Unfortunately for Greenfield and Kasemir, the application of the Barton doctrine is likely to amount to the death knell for their claim for breach of the consent decree. A claim against Paloian as trustee amounts to a claim against the bankruptcy estate, not Paloian personally. See In re marchFIRST, Inc. , 448 B.R. 499, 512 (Bankr. N.D.Ill. 2011). But the RDG bankruptcy case has been closed for over two years, and thus there is no estate from which Greenfield and Kasemir can obtain a recovery. So obtaining leave to sue Paloian may well be an exercise in futility.
2. Defamation claim
Defendants' only argument for dismissal of plaintiffs' defamation claim-which, because it is not based on the consent decree, can be brought against Paloian as an individual-is that the claim is time-barred. A one-year limitations period applies to defamation claims in Illinois, see 735 ILCS 5/13-201, and defendants argue that the clock began to run on the date of publication, which was in late May 2009. Because Greenfield and Kasemir did not file suit until February 2014, defendants argue, the claim is time-barred.
Paloian and Seyfarth Shaw are correct that the limitations period on a defamation claim typically starts to run on the date the allegedly defamatory material was published. Hukic v. Aurora Loan Servs. , 588 F.3d 420, 435 (7th Cir. 2009) (applying Illinois law). However, "[u]nder certain circumstances, namely when a publication was hidden, inherently undiscoverable, or inherently unknowable, Illinois courts apply the discovery rule such that the statute of limitations does not accrue until the plaintiff knew or should have known of the defamatory report." Id. (internal quotation marks omitted).
Paloian and Seyfarth Shaw are not entitled to dismissal under Rule 12(b)(6) on this basis. The statute of limitations is an affirmative defense, and "a plaintiff is not required to plead facts in the complaint to anticipate and defeat affirmative defenses." Indep. Trust. Corp. v. Stewart Info. Servs. Corp ., 665 F.3d 930, 935 (7th Cir. 2012). It is only "when a plaintiff's complaint nonetheless sets out all of the elements of an affirmative defense [that] dismissal under Rule 12(b)(6) is appropriate." Id. That standard is not met here. Greenfield and Kasemir specifically allege that they did not discover Paloian's interview to Law360 until June 2013, see Compl. ¶ 23, and nothing in the complaint establishes the inapplicability of the discovery rule.

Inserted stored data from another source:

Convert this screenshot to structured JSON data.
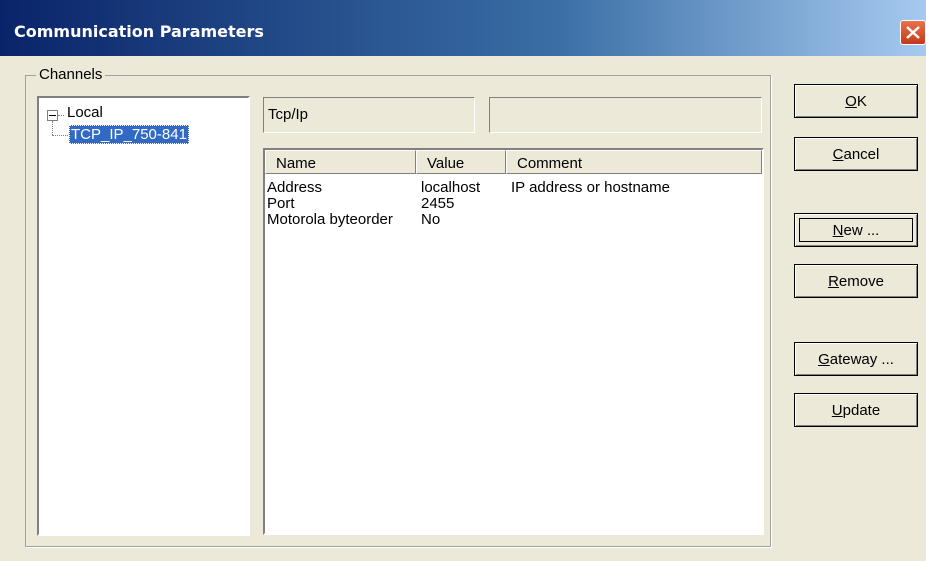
{
  "window": {
    "title": "Communication Parameters",
    "close_label": "close"
  },
  "channels": {
    "group_label": "Channels",
    "tree": {
      "root": "Local",
      "children": [
        "TCP_IP_750-841"
      ]
    }
  },
  "channel_details": {
    "name_field": "Tcp/Ip",
    "extra_field": ""
  },
  "params_table": {
    "columns": [
      "Name",
      "Value",
      "Comment"
    ],
    "rows": [
      {
        "name": "Address",
        "value": "localhost",
        "comment": "IP address or hostname"
      },
      {
        "name": "Port",
        "value": "2455",
        "comment": ""
      },
      {
        "name": "Motorola byteorder",
        "value": "No",
        "comment": ""
      }
    ]
  },
  "buttons": {
    "ok": {
      "mnemonic": "O",
      "rest": "K"
    },
    "cancel": {
      "mnemonic": "C",
      "rest": "ancel"
    },
    "new": {
      "mnemonic": "N",
      "rest": "ew ..."
    },
    "remove": {
      "mnemonic": "R",
      "rest": "emove"
    },
    "gateway": {
      "mnemonic": "G",
      "rest": "ateway ..."
    },
    "update": {
      "mnemonic": "U",
      "rest": "pdate"
    }
  }
}
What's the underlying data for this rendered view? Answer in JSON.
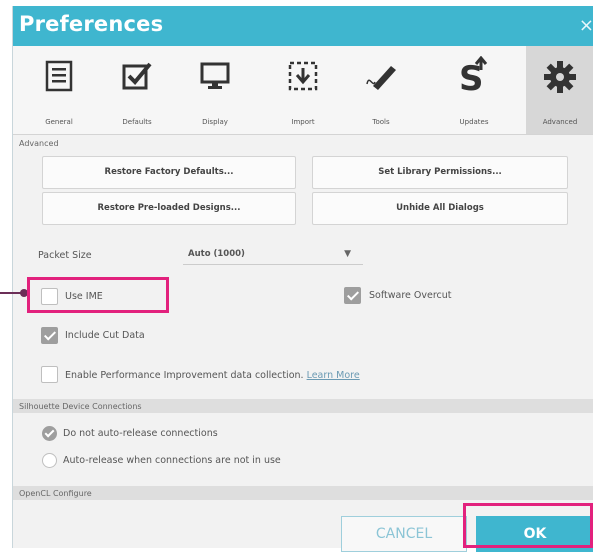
{
  "window": {
    "title": "Preferences",
    "close_glyph": "×"
  },
  "toolbar": {
    "items": [
      {
        "label": "General",
        "icon": "list-icon"
      },
      {
        "label": "Defaults",
        "icon": "checkbox-icon"
      },
      {
        "label": "Display",
        "icon": "monitor-icon"
      },
      {
        "label": "Import",
        "icon": "import-icon"
      },
      {
        "label": "Tools",
        "icon": "pen-icon"
      },
      {
        "label": "Updates",
        "icon": "updates-icon"
      },
      {
        "label": "Advanced",
        "icon": "gear-icon"
      }
    ]
  },
  "advanced": {
    "section_label": "Advanced",
    "buttons": {
      "restore_factory": "Restore Factory Defaults...",
      "set_library": "Set Library Permissions...",
      "restore_preloaded": "Restore Pre-loaded Designs...",
      "unhide_dialogs": "Unhide All Dialogs"
    },
    "packet_size_label": "Packet Size",
    "packet_size_value": "Auto (1000)",
    "use_ime_label": "Use IME",
    "software_overcut_label": "Software Overcut",
    "include_cut_data_label": "Include Cut Data",
    "enable_perf_label": "Enable Performance Improvement data collection.",
    "learn_more": "Learn More"
  },
  "connections": {
    "section_label": "Silhouette Device Connections",
    "option1": "Do not auto-release connections",
    "option2": "Auto-release when connections are not in use"
  },
  "opencl": {
    "section_label": "OpenCL Configure"
  },
  "footer": {
    "cancel": "CANCEL",
    "ok": "OK"
  },
  "colors": {
    "title_bar": "#3fb6cf",
    "highlight": "#e2217d",
    "ok_button": "#3fb6cf"
  }
}
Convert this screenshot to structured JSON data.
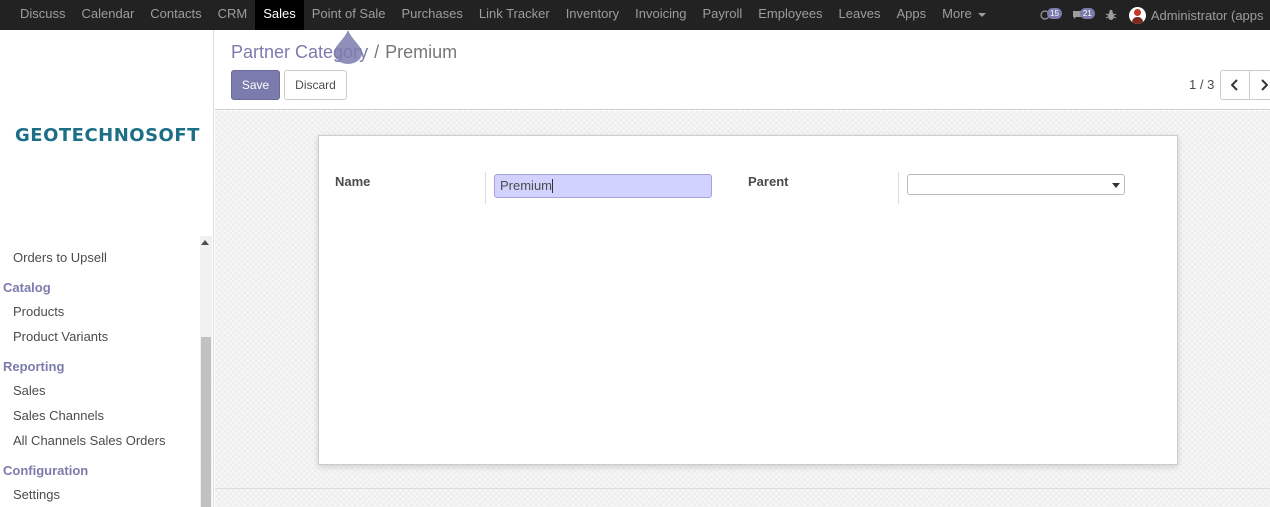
{
  "topbar": {
    "menu": [
      "Discuss",
      "Calendar",
      "Contacts",
      "CRM",
      "Sales",
      "Point of Sale",
      "Purchases",
      "Link Tracker",
      "Inventory",
      "Invoicing",
      "Payroll",
      "Employees",
      "Leaves",
      "Apps",
      "More"
    ],
    "active": "Sales",
    "activities_count": "15",
    "messages_count": "21",
    "user_name": "Administrator (apps"
  },
  "sidebar": {
    "logo": "GEOTECHNOSOFT",
    "items": [
      {
        "type": "item",
        "label": "Orders to Upsell"
      },
      {
        "type": "section",
        "label": "Catalog"
      },
      {
        "type": "item",
        "label": "Products"
      },
      {
        "type": "item",
        "label": "Product Variants"
      },
      {
        "type": "section",
        "label": "Reporting"
      },
      {
        "type": "item",
        "label": "Sales"
      },
      {
        "type": "item",
        "label": "Sales Channels"
      },
      {
        "type": "item",
        "label": "All Channels Sales Orders"
      },
      {
        "type": "section",
        "label": "Configuration"
      },
      {
        "type": "item",
        "label": "Settings"
      }
    ]
  },
  "control": {
    "breadcrumb_parent": "Partner Category",
    "breadcrumb_sep": "/",
    "breadcrumb_current": "Premium",
    "save_label": "Save",
    "discard_label": "Discard",
    "pager": "1 / 3"
  },
  "form": {
    "name_label": "Name",
    "name_value": "Premium",
    "parent_label": "Parent",
    "parent_value": ""
  },
  "colors": {
    "brand": "#7c7bad",
    "navbar": "#222222",
    "logo": "#1c6f86",
    "input_highlight": "#d2d2ff"
  }
}
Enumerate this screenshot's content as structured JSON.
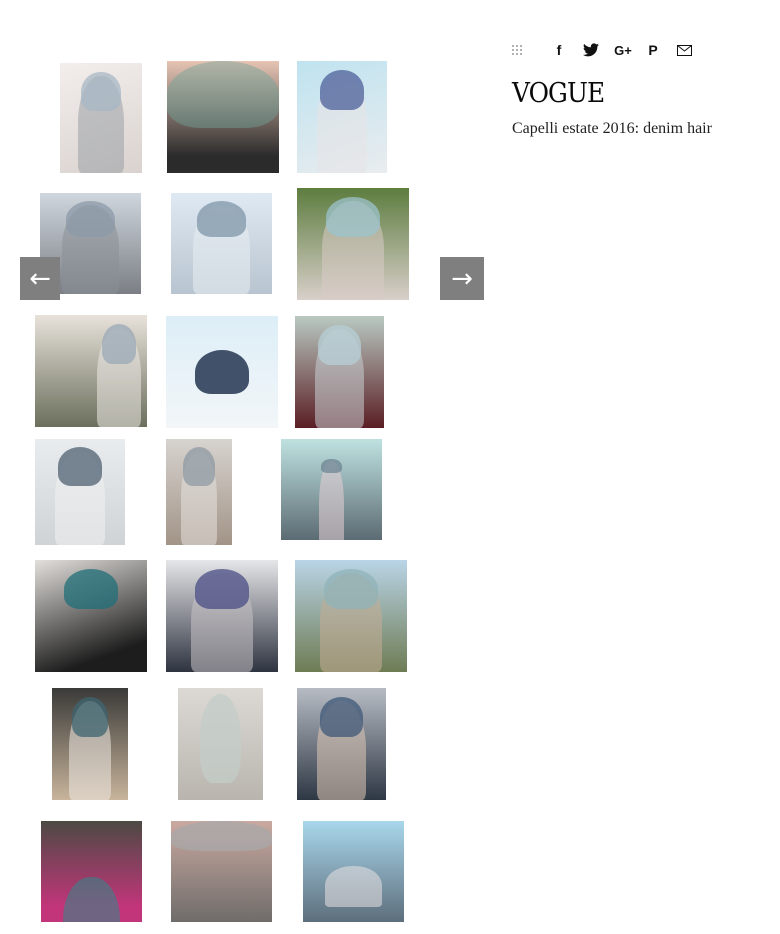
{
  "share": {
    "icons": [
      "grid-icon",
      "facebook-icon",
      "twitter-icon",
      "google-plus-icon",
      "pinterest-icon",
      "mail-icon"
    ],
    "facebook_glyph": "f",
    "googleplus_glyph": "G+",
    "pinterest_glyph": "P"
  },
  "brand": {
    "name": "VOGUE"
  },
  "article": {
    "title": "Capelli estate 2016: denim hair"
  },
  "carousel": {
    "prev_glyph": "←",
    "next_glyph": "→"
  },
  "gallery": {
    "count": 21,
    "palette": [
      "#6f8fa8",
      "#8fb6c2",
      "#4a6d8c",
      "#a9c8d6",
      "#3f5a78",
      "#c9d9e3",
      "#5b7e9e"
    ]
  }
}
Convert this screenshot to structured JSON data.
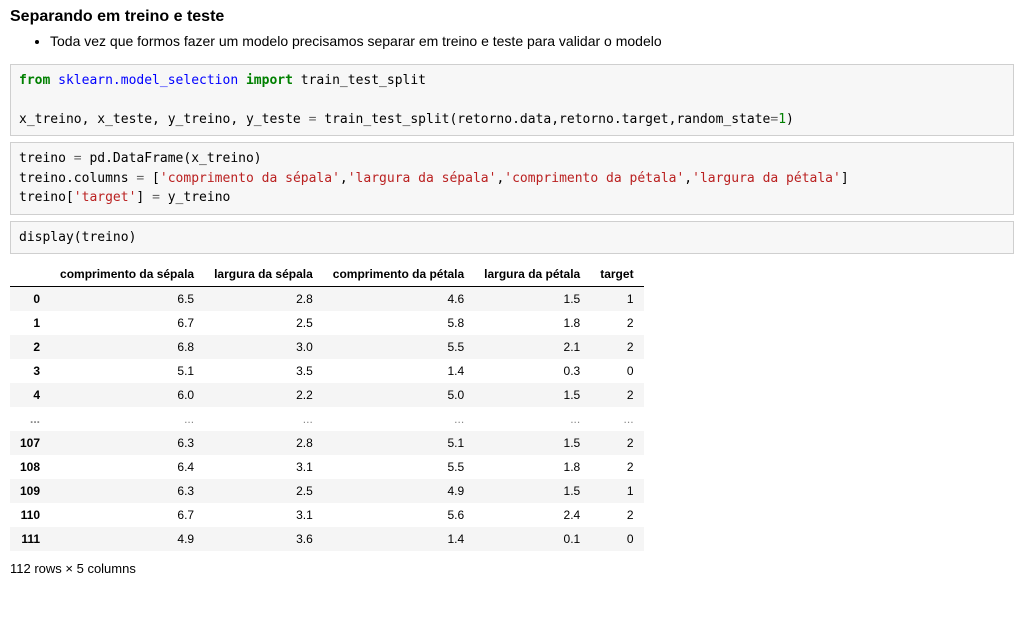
{
  "heading": "Separando em treino e teste",
  "bullet": "Toda vez que formos fazer um modelo precisamos separar em treino e teste para validar o modelo",
  "code1": {
    "l1_from": "from",
    "l1_mod": " sklearn.model_selection ",
    "l1_import": "import",
    "l1_rest": " train_test_split",
    "l2_a": "x_treino, x_teste, y_treino, y_teste ",
    "l2_eq": "=",
    "l2_b": " train_test_split(retorno.data,retorno.target,random_state",
    "l2_eq2": "=",
    "l2_num": "1",
    "l2_c": ")"
  },
  "code2": {
    "l1_a": "treino ",
    "l1_eq": "=",
    "l1_b": " pd.DataFrame(x_treino)",
    "l2_a": "treino.columns ",
    "l2_eq": "=",
    "l2_b": " [",
    "l2_s1": "'comprimento da sépala'",
    "l2_c1": ",",
    "l2_s2": "'largura da sépala'",
    "l2_c2": ",",
    "l2_s3": "'comprimento da pétala'",
    "l2_c3": ",",
    "l2_s4": "'largura da pétala'",
    "l2_d": "]",
    "l3_a": "treino[",
    "l3_s": "'target'",
    "l3_b": "] ",
    "l3_eq": "=",
    "l3_c": " y_treino"
  },
  "code3": "display(treino)",
  "chart_data": {
    "type": "table",
    "columns": [
      "comprimento da sépala",
      "largura da sépala",
      "comprimento da pétala",
      "largura da pétala",
      "target"
    ],
    "index": [
      "0",
      "1",
      "2",
      "3",
      "4",
      "...",
      "107",
      "108",
      "109",
      "110",
      "111"
    ],
    "rows": [
      [
        "6.5",
        "2.8",
        "4.6",
        "1.5",
        "1"
      ],
      [
        "6.7",
        "2.5",
        "5.8",
        "1.8",
        "2"
      ],
      [
        "6.8",
        "3.0",
        "5.5",
        "2.1",
        "2"
      ],
      [
        "5.1",
        "3.5",
        "1.4",
        "0.3",
        "0"
      ],
      [
        "6.0",
        "2.2",
        "5.0",
        "1.5",
        "2"
      ],
      [
        "...",
        "...",
        "...",
        "...",
        "..."
      ],
      [
        "6.3",
        "2.8",
        "5.1",
        "1.5",
        "2"
      ],
      [
        "6.4",
        "3.1",
        "5.5",
        "1.8",
        "2"
      ],
      [
        "6.3",
        "2.5",
        "4.9",
        "1.5",
        "1"
      ],
      [
        "6.7",
        "3.1",
        "5.6",
        "2.4",
        "2"
      ],
      [
        "4.9",
        "3.6",
        "1.4",
        "0.1",
        "0"
      ]
    ],
    "dimensions": "112 rows × 5 columns"
  }
}
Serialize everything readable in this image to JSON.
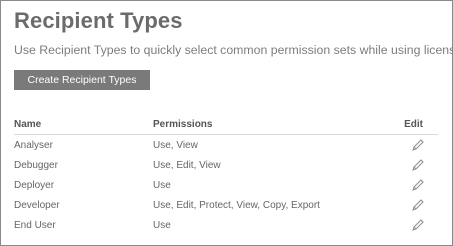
{
  "header": {
    "title": "Recipient Types",
    "subtitle": "Use Recipient Types to quickly select common permission sets while using licenses."
  },
  "actions": {
    "create_label": "Create Recipient Types"
  },
  "table": {
    "columns": {
      "name": "Name",
      "permissions": "Permissions",
      "edit": "Edit"
    },
    "rows": [
      {
        "name": "Analyser",
        "permissions": "Use, View",
        "edit_icon": "pencil-icon"
      },
      {
        "name": "Debugger",
        "permissions": "Use, Edit, View",
        "edit_icon": "pencil-icon"
      },
      {
        "name": "Deployer",
        "permissions": "Use",
        "edit_icon": "pencil-icon"
      },
      {
        "name": "Developer",
        "permissions": "Use, Edit, Protect, View, Copy, Export",
        "edit_icon": "pencil-icon"
      },
      {
        "name": "End User",
        "permissions": "Use",
        "edit_icon": "pencil-icon"
      }
    ]
  },
  "colors": {
    "title": "#6b6b6b",
    "button_bg": "#7a7a7a",
    "border": "#8a8a8a"
  }
}
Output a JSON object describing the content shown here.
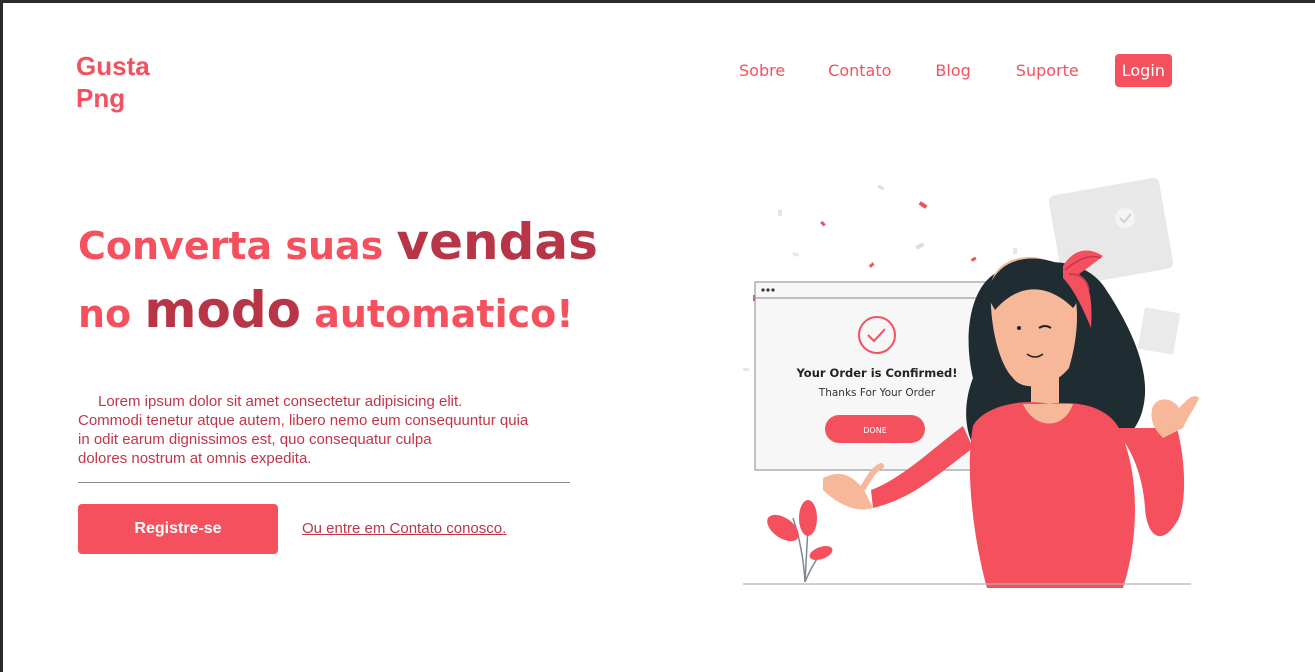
{
  "brand": {
    "line1": "Gusta",
    "line2": "Png"
  },
  "nav": {
    "items": [
      {
        "label": "Sobre"
      },
      {
        "label": "Contato"
      },
      {
        "label": "Blog"
      },
      {
        "label": "Suporte"
      }
    ],
    "login_label": "Login"
  },
  "hero": {
    "part1": "Converta suas ",
    "part2": "vendas",
    "part3": "no ",
    "part4": "modo",
    "part5": " automatico!"
  },
  "description": {
    "line1": "Lorem ipsum dolor sit amet consectetur adipisicing elit.",
    "line2": "Commodi tenetur atque autem, libero nemo eum consequuntur quia",
    "line3": "in odit earum dignissimos est, quo consequatur culpa",
    "line4": "dolores nostrum at omnis expedita."
  },
  "cta": {
    "register_label": "Registre-se",
    "contact_text": "Ou entre em Contato conosco."
  },
  "illustration": {
    "card_title": "Your Order is Confirmed!",
    "card_subtitle": "Thanks For Your Order",
    "card_button": "DONE"
  },
  "colors": {
    "accent": "#f5505e",
    "dark_accent": "#b83547",
    "hair": "#1f2d33",
    "skin": "#f7b89a"
  }
}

3. Dismissal vs. retention of case
The Court has dismissed the claim that provided the basis for federal jurisdiction. Ordinarily this would require remand to state court. The Court will not yet remand the case, however, for two reasons. First, Greenfield and Paloian may choose to go to the bankruptcy court to seek leave to sue Paloian for breach of the consent decree, and if they end up obtaining such leave, the case appropriately would stay in federal court. It makes no sense to send the case back to state court before the bankruptcy court approval process, should plaintiffs choose to undertake it, is completed. Second, the Court believes that an appropriate basis exists to certify the dismissal of the consent decree claim for interlocutory appeal pursuant to 28 U.S.C. § 1292(b), unless plaintiffs prefer not to pursue that option. The Court will set the case for a status hearing in order to permit plaintiffs and their counsel to confer and determine how they wish to proceed.
For the reasons stated above, the Court dismisses plaintiffs' breach of contract claim without prejudice for lack of subject matter jurisdiction but declines to dismiss their defamation claim. The case is set for a status hearing on September 9, 2014 at 9:30 a.m.